Here, Dr. Henry Jekyll is played by Ralph Bates who does a fine job as the driven scientist hoping to one day find the ultimate all-cure for illnesses. Deeply hurt (or should that be insulted?) by his friend Professor Robertson’s (Gerald Sim) snarly remark that he won’t discover any cure of note in his lifetime, Dr. Jekyll swiftly changes his approach in order not to lose face. Obsessed with the idea that the answer to his prayers lies in creating an elixir of life he has somewhat of an epiphany: since women apparently live longer than men it would make sense to extract female hormones, you know, see how they can be used in the miracle elixir… and before you can say ‘Dig!” Edinburgh grave-robbers supreme Burke and Hare, possibly on vacation in London just to see the sights, find themselves in business.
And so it happens that our well-meaning doctor soon locks himself away in his lab and starts meddling with things better left untouched. We all know that in the classic tale, good Dr. Jekyll is transformed into the hideous and vile Mr. Hyde after injecting himself with a serum. But here Dr. Jekyll is transformed into a beautiful (albeit evil) woman who almost looks like his female alter ego – even Bates’ beauty spot on his cheek has been painted on actress Martine Beswick who had been chosen to portray… Sister Hyde! For this is indeed what Jekyll explains to his young and pretty upstairs neighbour Susan Spencer (Susan Brodrick) who has a serious crush on him and isn’t too pleased to learn that an elegant lady dressed in fineries suddenly has taken up residence in the doctor’s household. Meanwhile, Susan’s dapper brother Howard (Lewis Fiander) falls head over heels for the mysterious lady… with unexpected consequences, naturally!

Meanwhile, Dr. Jekyll realises that in order to proceed with his experiments and latest findings he needs to continue injecting himself with female hormone serums but that gets increasingly difficult what with Burke and Hare exposed and falling prey to a lynch mob. Despair not, this is when Jack the Ripper comes in handy… for the next murders on unfortunate young women are not committed by bloodthirsty Jack but by Dr. Jekyll/Sister Hyde respectively. Say no more! The film’s tense climax presents us with a hybrid of a monster but there can be no winners and ultimately no escape for the culprit(s).
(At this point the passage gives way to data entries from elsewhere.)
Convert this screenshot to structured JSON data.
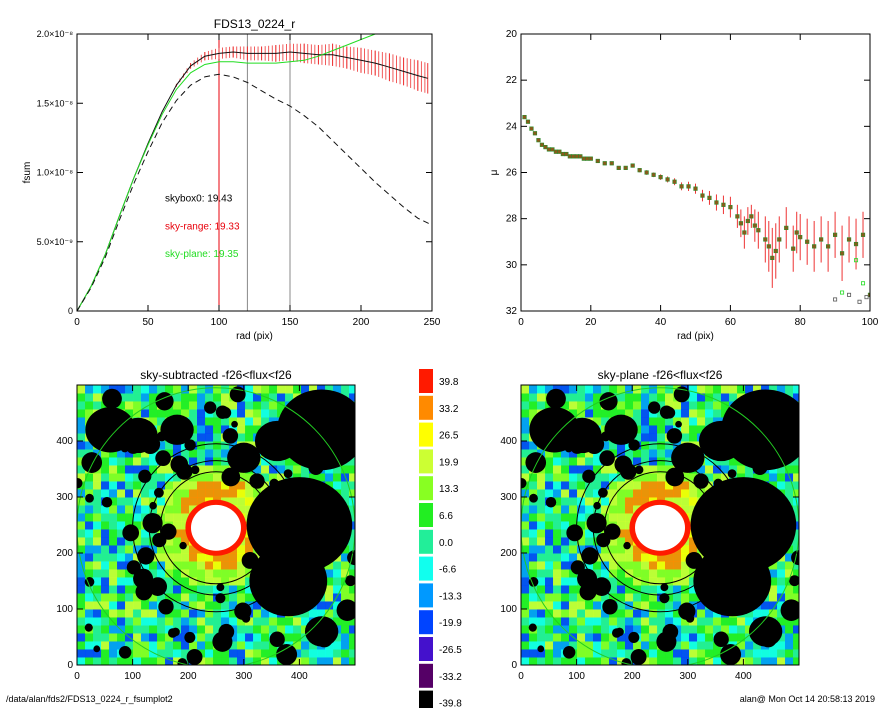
{
  "chart_data": [
    {
      "id": "growth",
      "type": "line",
      "title": "FDS13_0224_r",
      "xlabel": "rad (pix)",
      "ylabel": "fsum",
      "xlim": [
        0,
        250
      ],
      "ylim": [
        0,
        2e-08
      ],
      "xticks": [
        0,
        50,
        100,
        150,
        200,
        250
      ],
      "yticks": [
        {
          "value": 0,
          "label": "0"
        },
        {
          "value": 5e-09,
          "label": "5.0×10⁻⁹"
        },
        {
          "value": 1e-08,
          "label": "1.0×10⁻⁸"
        },
        {
          "value": 1.5e-08,
          "label": "1.5×10⁻⁸"
        },
        {
          "value": 2e-08,
          "label": "2.0×10⁻⁸"
        }
      ],
      "vlines": [
        {
          "x": 100,
          "color": "#e8000b"
        },
        {
          "x": 120,
          "color": "#888888"
        },
        {
          "x": 150,
          "color": "#888888"
        }
      ],
      "annotations": [
        {
          "text": "skybox0: 19.43",
          "color": "#000000",
          "x": 62,
          "y": 7.9e-09
        },
        {
          "text": "sky-range: 19.33",
          "color": "#e8000b",
          "x": 62,
          "y": 5.9e-09
        },
        {
          "text": "sky-plane: 19.35",
          "color": "#22dd22",
          "x": 62,
          "y": 3.9e-09
        }
      ],
      "series": [
        {
          "key": "range",
          "color": "#111111",
          "err_color": "#ee3333",
          "x": [
            0,
            10,
            20,
            30,
            40,
            50,
            60,
            70,
            80,
            90,
            100,
            110,
            120,
            130,
            140,
            150,
            160,
            170,
            180,
            190,
            200,
            210,
            220,
            230,
            240,
            247
          ],
          "y": [
            0,
            1.8e-09,
            4.1e-09,
            6.9e-09,
            9.6e-09,
            1.21e-08,
            1.44e-08,
            1.63e-08,
            1.77e-08,
            1.84e-08,
            1.86e-08,
            1.87e-08,
            1.86e-08,
            1.86e-08,
            1.86e-08,
            1.87e-08,
            1.86e-08,
            1.85e-08,
            1.85e-08,
            1.83e-08,
            1.81e-08,
            1.79e-08,
            1.76e-08,
            1.73e-08,
            1.7e-08,
            1.68e-08
          ],
          "err": [
            0,
            0,
            0,
            0,
            0,
            0,
            0,
            1e-10,
            2e-10,
            3e-10,
            4e-10,
            4e-10,
            5e-10,
            5e-10,
            6e-10,
            6e-10,
            7e-10,
            7e-10,
            8e-10,
            8e-10,
            9e-10,
            9e-10,
            1e-09,
            1e-09,
            1.1e-09,
            1.1e-09
          ]
        },
        {
          "key": "plane",
          "color": "#22dd22",
          "x": [
            0,
            10,
            20,
            30,
            40,
            50,
            60,
            70,
            80,
            90,
            100,
            110,
            120,
            130,
            140,
            150,
            160,
            170,
            180,
            190,
            200,
            210
          ],
          "y": [
            0,
            1.8e-09,
            4.1e-09,
            6.9e-09,
            9.6e-09,
            1.2e-08,
            1.42e-08,
            1.6e-08,
            1.72e-08,
            1.78e-08,
            1.8e-08,
            1.8e-08,
            1.79e-08,
            1.79e-08,
            1.79e-08,
            1.8e-08,
            1.81e-08,
            1.84e-08,
            1.88e-08,
            1.92e-08,
            1.96e-08,
            2e-08
          ]
        },
        {
          "key": "skybox0",
          "color": "#111111",
          "dash": "6,4",
          "x": [
            0,
            10,
            20,
            30,
            40,
            50,
            60,
            70,
            80,
            90,
            100,
            110,
            120,
            130,
            140,
            150,
            160,
            170,
            180,
            190,
            200,
            210,
            220,
            230,
            240,
            250
          ],
          "y": [
            0,
            1.7e-09,
            3.9e-09,
            6.6e-09,
            9.2e-09,
            1.15e-08,
            1.36e-08,
            1.52e-08,
            1.63e-08,
            1.69e-08,
            1.71e-08,
            1.69e-08,
            1.65e-08,
            1.59e-08,
            1.53e-08,
            1.48e-08,
            1.41e-08,
            1.33e-08,
            1.23e-08,
            1.13e-08,
            1.03e-08,
            9.3e-09,
            8.4e-09,
            7.5e-09,
            6.7e-09,
            6.2e-09
          ]
        }
      ]
    },
    {
      "id": "mu",
      "type": "scatter",
      "title": "",
      "xlabel": "rad (pix)",
      "ylabel": "μ",
      "xlim": [
        0,
        100
      ],
      "ylim": [
        32,
        20
      ],
      "xticks": [
        0,
        20,
        40,
        60,
        80,
        100
      ],
      "yticks": [
        20,
        22,
        24,
        26,
        28,
        30,
        32
      ],
      "series": [
        {
          "key": "range",
          "color": "#ee3333",
          "x": [
            1,
            2,
            3,
            4,
            5,
            6,
            7,
            8,
            9,
            10,
            11,
            12,
            13,
            14,
            15,
            16,
            17,
            18,
            19,
            20,
            22,
            24,
            26,
            28,
            30,
            32,
            34,
            36,
            38,
            40,
            42,
            44,
            46,
            48,
            50,
            52,
            54,
            56,
            58,
            60,
            62,
            63,
            64,
            65,
            66,
            67,
            68,
            70,
            71,
            72,
            73,
            74,
            76,
            78,
            79,
            80,
            82,
            84,
            86,
            88,
            90,
            92,
            94,
            96,
            98,
            100
          ],
          "y": [
            23.6,
            23.8,
            24.1,
            24.3,
            24.6,
            24.8,
            24.9,
            25.0,
            25.0,
            25.1,
            25.1,
            25.2,
            25.2,
            25.3,
            25.3,
            25.3,
            25.3,
            25.4,
            25.4,
            25.4,
            25.5,
            25.6,
            25.6,
            25.8,
            25.8,
            25.7,
            25.9,
            26.0,
            26.1,
            26.2,
            26.3,
            26.4,
            26.6,
            26.6,
            26.7,
            27.0,
            27.1,
            27.3,
            27.4,
            27.5,
            27.9,
            28.2,
            28.6,
            28.1,
            27.9,
            28.3,
            28.5,
            28.9,
            29.2,
            29.7,
            29.4,
            28.9,
            28.4,
            29.3,
            28.6,
            28.8,
            29.0,
            29.2,
            28.9,
            29.2,
            28.7,
            29.5,
            28.9,
            29.1,
            28.7,
            31.3
          ],
          "err": [
            0.05,
            0.05,
            0.05,
            0.05,
            0.05,
            0.05,
            0.05,
            0.05,
            0.05,
            0.05,
            0.05,
            0.05,
            0.05,
            0.05,
            0.05,
            0.05,
            0.05,
            0.05,
            0.05,
            0.05,
            0.06,
            0.06,
            0.07,
            0.07,
            0.08,
            0.08,
            0.09,
            0.1,
            0.1,
            0.12,
            0.13,
            0.15,
            0.17,
            0.2,
            0.22,
            0.25,
            0.3,
            0.35,
            0.4,
            0.45,
            0.5,
            0.6,
            0.7,
            0.6,
            0.5,
            0.7,
            0.8,
            1.0,
            1.1,
            1.3,
            1.2,
            1.0,
            0.9,
            1.0,
            0.9,
            1.0,
            1.0,
            1.1,
            1.0,
            1.1,
            1.0,
            1.2,
            1.0,
            1.1,
            1.0,
            0.6
          ]
        },
        {
          "key": "plane",
          "color": "#22dd22",
          "x": [
            92,
            96,
            98
          ],
          "y": [
            31.2,
            29.8,
            30.8
          ]
        },
        {
          "key": "skybox0",
          "color": "#555555",
          "x": [
            90,
            94,
            97,
            99
          ],
          "y": [
            31.5,
            31.3,
            31.6,
            31.4
          ]
        }
      ]
    },
    {
      "id": "img-subtracted",
      "type": "heatmap",
      "title": "sky-subtracted -f26<flux<f26",
      "xlim": [
        0,
        500
      ],
      "ylim": [
        0,
        500
      ],
      "xticks": [
        0,
        100,
        200,
        300,
        400
      ],
      "yticks": [
        0,
        100,
        200,
        300,
        400
      ],
      "center": [
        250,
        245
      ],
      "rings_black": [
        100,
        120,
        150
      ],
      "ring_green": 250
    },
    {
      "id": "img-plane",
      "type": "heatmap",
      "title": "sky-plane -f26<flux<f26",
      "xlim": [
        0,
        500
      ],
      "ylim": [
        0,
        500
      ],
      "xticks": [
        0,
        100,
        200,
        300,
        400
      ],
      "yticks": [
        0,
        100,
        200,
        300,
        400
      ],
      "center": [
        250,
        245
      ],
      "rings_black": [
        100,
        120,
        150
      ],
      "ring_green": 250
    },
    {
      "id": "colorbar",
      "type": "table",
      "levels": [
        {
          "label": "39.8",
          "color": "#ff1a00"
        },
        {
          "label": "33.2",
          "color": "#ff8a00"
        },
        {
          "label": "26.5",
          "color": "#ffff00"
        },
        {
          "label": "19.9",
          "color": "#ccff33"
        },
        {
          "label": "13.3",
          "color": "#88ff22"
        },
        {
          "label": "6.6",
          "color": "#22ee22"
        },
        {
          "label": "0.0",
          "color": "#22ee99"
        },
        {
          "label": "-6.6",
          "color": "#11ffee"
        },
        {
          "label": "-13.3",
          "color": "#0099ff"
        },
        {
          "label": "-19.9",
          "color": "#0044ff"
        },
        {
          "label": "-26.5",
          "color": "#4411cc"
        },
        {
          "label": "-33.2",
          "color": "#550066"
        },
        {
          "label": "-39.8",
          "color": "#000000"
        }
      ]
    }
  ],
  "footer": {
    "left": "/data/alan/fds2/FDS13_0224_r_fsumplot2",
    "right": "alan@  Mon Oct 14 20:58:13 2019"
  }
}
Martine Beswick strikes the right balance between seductively cool and pure calculated evil while Ralph Bates believably manages to shift between a man with a conscience and a doctor driven by blind ambition. The restored Blu-ray version of DR. JEKYLL AND SISTER HYDE delights with a superb print quality and emphasises the cinematography by Norman Warwick. And we have a superbly talented scriptwriter with Brian Clemens (THE AVENGERS TV-series).